Tous ces éléments sont loin de permettre une caractérisation des chantiers indiqués. Les données concernant les reprises ou nouvelles exploitations de ces périodes sont toutefois intéressantes. Les sites de Martinat-Dessus et Méras apparaissent ainsi comme des travaux postérieurs au XVIIIe siècle. Ceux des Atiels, de la Coustalade et de Lagarde ont connu des reprises de faible ampleur au XVIIIe ou XIXe siècle. Pour les mines à l’est du secteur, des reprises très ponctuelles ont eu lieu au XIXe siècle. La barytine, qui constitue souvent la gangue* des minéralisations, a également fait l’objet d’extractions en carrière à la fin du XIXe siècle, à Moutou, aux Atiels et à Lagarde (Mussy 1870, 265).

Les recherches minières menées durant les toutes dernières années du XIXe siècle se poursuivent et s’étendent au début du XXe siècle. Cette activité, souvent de courte durée, conduit à recouper les anciens travaux et en condamne certains, à côté d’ouvertures nouvelles (fig. 47). Les notices des cartes géologiques au 50 000e éditées par le BRGM pour cette zone font état rapidement de quelques-uns de ces travaux récents (Barrouquère et al. 1976, 32-33 ; Bilotte et al. 1988, 68). Les archives géologiques et minières permettent de compléter ces données (Anonyme 1903 ; Anonyme 1907a ; Ulrich 1908 ; Bertraneu 1958 ; Clouet 1964 ; Robert 1982). De nombreux travaux récents se sont limités à des recherches car les gisements, discontinus et de faible ampleur, ne répondaient que difficilement aux critères de rentabilité des entrepreneurs d’alors (Bertraneu 1958, 6).

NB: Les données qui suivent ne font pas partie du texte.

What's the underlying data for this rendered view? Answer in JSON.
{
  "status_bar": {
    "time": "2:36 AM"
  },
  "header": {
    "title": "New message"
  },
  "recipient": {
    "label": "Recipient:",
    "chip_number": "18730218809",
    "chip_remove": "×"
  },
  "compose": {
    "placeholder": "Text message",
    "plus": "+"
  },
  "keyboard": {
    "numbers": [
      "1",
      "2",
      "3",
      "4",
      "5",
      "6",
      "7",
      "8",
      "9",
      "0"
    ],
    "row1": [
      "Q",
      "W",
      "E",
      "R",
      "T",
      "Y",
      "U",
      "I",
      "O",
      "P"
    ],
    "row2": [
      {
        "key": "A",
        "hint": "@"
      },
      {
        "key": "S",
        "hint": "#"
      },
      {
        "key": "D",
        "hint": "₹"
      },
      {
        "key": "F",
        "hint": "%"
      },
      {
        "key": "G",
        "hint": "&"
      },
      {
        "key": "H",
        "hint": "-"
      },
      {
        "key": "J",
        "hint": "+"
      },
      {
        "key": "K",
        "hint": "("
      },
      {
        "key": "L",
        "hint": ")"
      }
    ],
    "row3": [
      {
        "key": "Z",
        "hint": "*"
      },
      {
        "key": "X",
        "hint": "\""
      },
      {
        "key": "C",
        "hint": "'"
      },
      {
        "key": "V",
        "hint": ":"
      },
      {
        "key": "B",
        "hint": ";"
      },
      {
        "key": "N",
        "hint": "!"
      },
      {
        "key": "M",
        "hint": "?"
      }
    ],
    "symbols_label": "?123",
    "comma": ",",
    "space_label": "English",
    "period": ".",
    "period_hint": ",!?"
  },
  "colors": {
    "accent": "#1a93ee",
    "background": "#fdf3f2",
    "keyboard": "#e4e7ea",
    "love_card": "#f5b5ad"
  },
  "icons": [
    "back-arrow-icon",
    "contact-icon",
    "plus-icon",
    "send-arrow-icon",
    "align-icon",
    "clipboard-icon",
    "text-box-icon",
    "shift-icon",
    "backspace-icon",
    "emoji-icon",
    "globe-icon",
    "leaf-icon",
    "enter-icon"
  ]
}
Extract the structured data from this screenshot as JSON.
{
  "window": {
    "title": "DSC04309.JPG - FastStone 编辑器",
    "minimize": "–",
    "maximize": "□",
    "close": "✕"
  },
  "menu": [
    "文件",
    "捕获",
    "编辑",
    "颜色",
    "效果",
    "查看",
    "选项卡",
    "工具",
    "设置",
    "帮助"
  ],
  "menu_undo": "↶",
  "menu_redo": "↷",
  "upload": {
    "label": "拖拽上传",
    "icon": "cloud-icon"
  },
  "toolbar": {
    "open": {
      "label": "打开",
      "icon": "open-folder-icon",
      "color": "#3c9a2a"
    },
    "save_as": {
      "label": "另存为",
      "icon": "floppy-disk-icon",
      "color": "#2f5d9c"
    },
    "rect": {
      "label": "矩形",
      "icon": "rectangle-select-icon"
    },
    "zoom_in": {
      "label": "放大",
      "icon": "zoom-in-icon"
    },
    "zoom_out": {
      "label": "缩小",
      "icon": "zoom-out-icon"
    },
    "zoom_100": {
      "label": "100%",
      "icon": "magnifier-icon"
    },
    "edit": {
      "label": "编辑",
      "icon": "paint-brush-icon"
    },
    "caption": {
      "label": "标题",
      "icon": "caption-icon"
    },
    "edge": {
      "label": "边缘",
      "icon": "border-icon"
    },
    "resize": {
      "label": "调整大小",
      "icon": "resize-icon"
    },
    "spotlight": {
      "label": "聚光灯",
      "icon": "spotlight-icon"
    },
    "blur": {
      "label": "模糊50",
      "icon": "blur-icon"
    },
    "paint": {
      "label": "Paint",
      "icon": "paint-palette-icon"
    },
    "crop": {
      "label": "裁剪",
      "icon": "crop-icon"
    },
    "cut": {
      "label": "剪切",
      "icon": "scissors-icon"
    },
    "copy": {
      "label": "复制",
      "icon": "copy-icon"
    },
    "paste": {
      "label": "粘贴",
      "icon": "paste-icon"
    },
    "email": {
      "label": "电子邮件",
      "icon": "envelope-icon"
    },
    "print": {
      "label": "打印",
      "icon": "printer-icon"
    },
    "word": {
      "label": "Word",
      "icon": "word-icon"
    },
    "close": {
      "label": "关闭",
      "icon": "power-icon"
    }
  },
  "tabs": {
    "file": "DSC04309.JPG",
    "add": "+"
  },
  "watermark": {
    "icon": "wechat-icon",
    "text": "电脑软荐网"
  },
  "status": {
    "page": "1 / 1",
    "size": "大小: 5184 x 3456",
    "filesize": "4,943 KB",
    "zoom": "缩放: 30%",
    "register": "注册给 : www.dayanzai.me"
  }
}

Fig. 47. Les mines de cuivre du district de l’Arize répertoriées à la fin du XXe siècle. E. Meunier 2018

Des recherches très ponctuelles sont signalées sur les vieux travaux de Rougé dans les premières années du XXe siècle, en parallèle avec les travaux menés au Fagnou où zinc, plomb et cuivre sont associés (BRGM 1963 ; BRGM 1977). Les travaux anciens de Rougé, toujours attribués aux Romains, sont reconnus sur leurs 40 m de développement vertical, mais ne conservent pas suffisamment de minerai pour mériter une reprise. La concession de Montcoustand, qui regroupe les travaux de la commune de Cadarcet, a exploité une minéralisation dominée par le plomb (avec argent, cuivre et fer) au sud des vieux travaux de Moutou. Les vieux travaux qui ont exploité du cuivre sont signalés, mais n’ont fait l’objet que de recherches ponctuelles, sur les mines du Coffre et de Matet (Clouet 1964, 3, 10 et 21).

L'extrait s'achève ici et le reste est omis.